Elaboré sous la direction de l'eurodéputée Chloé Ridel, le synopsis a été présenté en avril et remanié grâce aux 3 500 amendements soumis par les adhérents. "Cette dynamique témoigne d'un désir collectif de débattre des enjeux fondamentaux", a déclaré Ridel, soulignant les tensions au sein du parti concernant la stratégie pour la présidentielle.
Vers un nouveau modèle de gauche
Le document affirme que le modèle de la social-démocratie doit être transformé pour répondre à une aspiration populaire à la liberté et à la dignité. "Il est temps de se réinventer comme une gauche radicale de gouvernement", assure Ridel, faisant allusion à des enjeux cruciaux tels que le "capitalisme prédateur" et l'impérialisme.
Parmi les mesures phares du projet, le PS propose d'augmenter le SMIC à 1 690 euros nets, d'introduire la taxe Zucman de 2 % sur les fortunes dépassant 100 millions d'euros et d'abolir la réforme des retraites de Borne, tout en préservant le régime par répartition.
Par ailleurs, le programme inclut des initiatives pour la régularisation des travailleurs étrangers, la réduction du nombre d'élèves par classe à 19, et l'intégration de représentants des salariés dans les conseils d'administration des entreprises. Les amendements suggérés par les militants comprennent également des mesures comme l'introduction d'une peine d'inéligibilité pour les condamnés pour injures raciales et la création d'un musée national sur l'histoire de la colonisation.

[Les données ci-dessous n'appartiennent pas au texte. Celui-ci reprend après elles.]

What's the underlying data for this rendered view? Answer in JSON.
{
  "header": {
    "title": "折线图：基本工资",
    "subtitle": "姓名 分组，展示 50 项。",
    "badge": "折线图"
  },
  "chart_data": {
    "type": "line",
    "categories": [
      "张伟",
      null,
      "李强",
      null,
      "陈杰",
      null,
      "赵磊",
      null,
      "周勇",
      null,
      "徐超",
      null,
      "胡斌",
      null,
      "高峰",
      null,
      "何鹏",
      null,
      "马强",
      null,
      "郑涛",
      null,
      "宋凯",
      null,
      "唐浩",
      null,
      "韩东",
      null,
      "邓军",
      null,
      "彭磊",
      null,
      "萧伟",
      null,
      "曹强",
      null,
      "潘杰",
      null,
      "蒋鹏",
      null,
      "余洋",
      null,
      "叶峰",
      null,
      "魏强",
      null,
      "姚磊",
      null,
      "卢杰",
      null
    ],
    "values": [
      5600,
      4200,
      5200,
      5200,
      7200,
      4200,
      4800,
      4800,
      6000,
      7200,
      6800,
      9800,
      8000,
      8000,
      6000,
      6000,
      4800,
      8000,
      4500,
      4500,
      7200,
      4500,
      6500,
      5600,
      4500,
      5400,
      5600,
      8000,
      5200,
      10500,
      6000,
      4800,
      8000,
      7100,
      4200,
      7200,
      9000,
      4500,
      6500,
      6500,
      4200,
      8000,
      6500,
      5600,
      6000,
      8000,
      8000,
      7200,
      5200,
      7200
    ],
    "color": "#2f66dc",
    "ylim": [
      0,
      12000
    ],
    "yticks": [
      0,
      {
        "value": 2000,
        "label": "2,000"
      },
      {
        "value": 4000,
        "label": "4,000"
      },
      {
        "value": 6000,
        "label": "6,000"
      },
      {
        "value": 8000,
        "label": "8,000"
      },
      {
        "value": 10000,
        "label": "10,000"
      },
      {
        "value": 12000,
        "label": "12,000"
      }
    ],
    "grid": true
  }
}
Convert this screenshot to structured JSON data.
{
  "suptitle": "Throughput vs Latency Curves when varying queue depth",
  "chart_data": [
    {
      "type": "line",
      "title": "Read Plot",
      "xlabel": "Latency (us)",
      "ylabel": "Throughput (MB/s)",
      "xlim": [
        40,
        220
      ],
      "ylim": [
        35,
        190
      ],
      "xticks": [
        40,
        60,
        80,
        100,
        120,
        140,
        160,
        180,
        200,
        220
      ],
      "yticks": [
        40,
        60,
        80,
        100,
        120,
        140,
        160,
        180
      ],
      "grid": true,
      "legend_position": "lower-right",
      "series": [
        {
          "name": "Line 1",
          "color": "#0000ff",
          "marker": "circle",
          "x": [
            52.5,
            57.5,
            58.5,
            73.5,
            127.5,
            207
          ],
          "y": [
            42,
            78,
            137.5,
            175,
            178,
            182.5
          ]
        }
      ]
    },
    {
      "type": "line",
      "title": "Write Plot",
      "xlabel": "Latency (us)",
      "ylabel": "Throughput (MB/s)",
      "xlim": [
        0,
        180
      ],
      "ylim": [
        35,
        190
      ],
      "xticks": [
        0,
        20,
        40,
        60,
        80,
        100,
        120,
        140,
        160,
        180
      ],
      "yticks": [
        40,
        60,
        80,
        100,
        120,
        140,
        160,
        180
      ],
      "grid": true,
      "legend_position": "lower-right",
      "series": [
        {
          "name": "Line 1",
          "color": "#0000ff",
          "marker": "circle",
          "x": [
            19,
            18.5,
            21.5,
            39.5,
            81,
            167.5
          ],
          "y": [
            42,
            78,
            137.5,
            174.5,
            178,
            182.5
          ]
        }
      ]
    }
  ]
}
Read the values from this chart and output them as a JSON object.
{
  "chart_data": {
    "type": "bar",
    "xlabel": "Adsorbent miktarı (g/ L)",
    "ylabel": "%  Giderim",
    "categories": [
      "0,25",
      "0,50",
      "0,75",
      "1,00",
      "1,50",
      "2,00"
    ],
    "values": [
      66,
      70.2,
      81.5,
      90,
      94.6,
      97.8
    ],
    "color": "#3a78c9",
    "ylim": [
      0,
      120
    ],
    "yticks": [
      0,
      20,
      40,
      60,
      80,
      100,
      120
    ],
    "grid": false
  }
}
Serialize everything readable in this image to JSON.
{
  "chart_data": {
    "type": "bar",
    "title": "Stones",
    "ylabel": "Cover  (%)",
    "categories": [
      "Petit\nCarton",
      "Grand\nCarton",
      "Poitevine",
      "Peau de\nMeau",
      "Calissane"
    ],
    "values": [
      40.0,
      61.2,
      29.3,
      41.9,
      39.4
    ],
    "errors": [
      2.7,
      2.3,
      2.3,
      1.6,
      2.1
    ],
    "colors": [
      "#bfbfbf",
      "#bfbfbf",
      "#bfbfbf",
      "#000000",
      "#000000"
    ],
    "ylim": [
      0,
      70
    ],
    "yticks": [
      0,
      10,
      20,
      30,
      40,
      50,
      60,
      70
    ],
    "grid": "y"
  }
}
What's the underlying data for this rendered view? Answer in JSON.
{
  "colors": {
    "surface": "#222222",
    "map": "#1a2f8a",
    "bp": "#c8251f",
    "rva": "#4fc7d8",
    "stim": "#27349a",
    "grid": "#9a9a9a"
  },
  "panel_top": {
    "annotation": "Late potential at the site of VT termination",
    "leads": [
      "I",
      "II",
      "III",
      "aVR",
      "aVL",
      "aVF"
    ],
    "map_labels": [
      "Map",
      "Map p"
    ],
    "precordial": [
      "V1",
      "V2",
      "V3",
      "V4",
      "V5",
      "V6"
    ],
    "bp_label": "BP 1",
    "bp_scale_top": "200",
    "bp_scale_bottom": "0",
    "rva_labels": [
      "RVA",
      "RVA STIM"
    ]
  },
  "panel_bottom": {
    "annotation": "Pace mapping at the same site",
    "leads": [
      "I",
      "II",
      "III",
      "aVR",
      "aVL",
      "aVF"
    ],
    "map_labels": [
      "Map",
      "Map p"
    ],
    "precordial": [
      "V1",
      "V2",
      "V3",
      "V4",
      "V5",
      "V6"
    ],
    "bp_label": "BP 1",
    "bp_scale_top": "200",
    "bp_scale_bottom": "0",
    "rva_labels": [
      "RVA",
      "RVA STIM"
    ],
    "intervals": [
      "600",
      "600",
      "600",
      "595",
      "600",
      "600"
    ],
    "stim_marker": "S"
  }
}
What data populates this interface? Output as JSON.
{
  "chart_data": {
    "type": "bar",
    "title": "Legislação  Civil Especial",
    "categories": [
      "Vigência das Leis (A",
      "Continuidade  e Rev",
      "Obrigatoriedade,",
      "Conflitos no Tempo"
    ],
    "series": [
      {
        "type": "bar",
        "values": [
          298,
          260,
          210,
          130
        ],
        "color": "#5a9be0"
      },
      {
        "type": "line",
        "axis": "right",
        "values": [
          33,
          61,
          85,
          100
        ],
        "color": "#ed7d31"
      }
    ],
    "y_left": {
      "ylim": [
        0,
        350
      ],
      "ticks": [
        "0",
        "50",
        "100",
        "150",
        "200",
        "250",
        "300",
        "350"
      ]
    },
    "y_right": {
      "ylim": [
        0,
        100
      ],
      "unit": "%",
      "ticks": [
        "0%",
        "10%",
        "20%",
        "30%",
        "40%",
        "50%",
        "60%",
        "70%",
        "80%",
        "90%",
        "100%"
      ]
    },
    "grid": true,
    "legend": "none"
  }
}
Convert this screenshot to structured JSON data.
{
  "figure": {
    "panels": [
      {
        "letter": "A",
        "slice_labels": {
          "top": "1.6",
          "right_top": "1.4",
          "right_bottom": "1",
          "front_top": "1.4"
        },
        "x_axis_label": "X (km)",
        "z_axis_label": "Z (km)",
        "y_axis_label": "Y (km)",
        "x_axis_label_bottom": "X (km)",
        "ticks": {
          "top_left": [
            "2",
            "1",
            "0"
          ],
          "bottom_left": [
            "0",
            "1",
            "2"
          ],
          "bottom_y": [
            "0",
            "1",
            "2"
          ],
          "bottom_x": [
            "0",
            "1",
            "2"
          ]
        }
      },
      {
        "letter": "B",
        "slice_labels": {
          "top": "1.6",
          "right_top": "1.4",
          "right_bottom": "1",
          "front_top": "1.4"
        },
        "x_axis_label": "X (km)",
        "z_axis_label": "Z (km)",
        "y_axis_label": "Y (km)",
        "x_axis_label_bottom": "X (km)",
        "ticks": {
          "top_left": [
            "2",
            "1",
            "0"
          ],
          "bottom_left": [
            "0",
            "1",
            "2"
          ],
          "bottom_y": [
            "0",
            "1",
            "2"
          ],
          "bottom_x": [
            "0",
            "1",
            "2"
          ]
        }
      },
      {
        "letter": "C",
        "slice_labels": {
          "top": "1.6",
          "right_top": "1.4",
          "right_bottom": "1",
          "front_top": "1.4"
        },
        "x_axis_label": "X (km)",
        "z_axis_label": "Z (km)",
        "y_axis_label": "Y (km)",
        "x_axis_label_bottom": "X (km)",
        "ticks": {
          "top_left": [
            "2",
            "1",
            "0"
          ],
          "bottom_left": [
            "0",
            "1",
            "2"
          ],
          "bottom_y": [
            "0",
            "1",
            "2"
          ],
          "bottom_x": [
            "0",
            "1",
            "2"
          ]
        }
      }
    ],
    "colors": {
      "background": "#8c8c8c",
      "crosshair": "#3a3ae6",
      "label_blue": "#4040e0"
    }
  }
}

Avec des réformes ambitieuses, le Parti socialiste cherche à se repositionner dans le paysage politique en vue de 2027. Une tendance à laquelle certains experts, comme le politologue Jean-Claude Monod, prêtent un intérêt croissant, affirmant que "la transformation est nécessaire pour attirer de nouveau les électeurs déçus par l'absence de perspectives claires".